Im Osten des Bündnisgebiets, wo die Nato bislang militärisch nur zurückhaltend aktiv war und kaum ständige Einrichtungen unterhält, will sie künftig verstärkt Präsenz zeigen. Das soll Polen und den drei baltischen Staaten Sicherheit vermitteln, dass die Allianz ihnen im Ernstfall zu Hilfe kommt, und gleichzeitig Russland von Übergriffen wie gegen die Ukraine oder 2008 gegen Georgien abhalten. Zugleich beschloss der Gipfel wie geplant einen Aktionsplan für erhöhte Einsatzbereitschaft. Ein Element ist die Aufstellung einer superschnellen Eingreiftruppe, die in zwei bis fünf Tagen an beliebige Einsatzorte verlegt werden kann.

Eurofighter aus Deutschland über dem Baltikum

Dabei geht es wiederum in erster Linie um die Länder an der Ostflanke, wo eine entsprechende Infrastruktur und Logistik vorgehalten werden soll.
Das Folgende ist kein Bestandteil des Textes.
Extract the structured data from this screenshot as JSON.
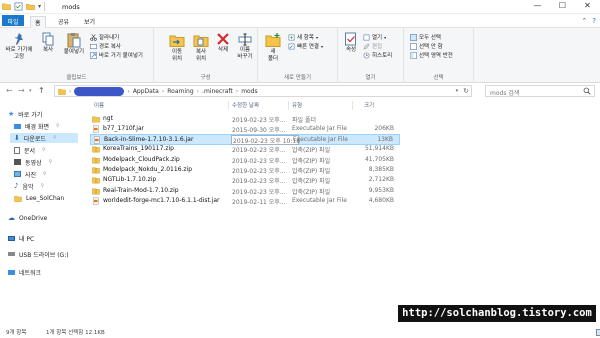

Auch Deutschland will sich an der Truppe beteiligen. Wie das angestrebte Tempo mit den Prozeduren des Parlamentsvorbehalts vereinbart werden kann, ist noch nicht klar. Verteidigungsministerin Ursula von der Leyen will dazu die Vorschläge einer Experten-Kommission unter dem Ex-Verteidigungsminister Volker Rühe abwarten. An der verstärkten Überwachung des Luftraums über dem Baltikum ist die Bundesluftwaffe seit Monatsbeginn mit sechs Eurofightern beteiligt.

Der seit langem schwelende Streit um die Verteilung der Kosten im Bündnis dürfte auch nach dem Waliser Gipfel weitergehen. Die Verbündeten versprachen Anstrengungen, in den nächsten zehn Jahren das seit 2002 geltende Ausgabenziel von zwei Prozent des Haushalts zu erreichen. Die Forderung der USA und Großbritanniens nach einer bindenden Verpflichtung scheiterte aber am Widerstand der meisten Europäer, darunter auch Deutschlands. Der Bund wendet 1,3 Prozent des Budgets für die Verteidigung auf.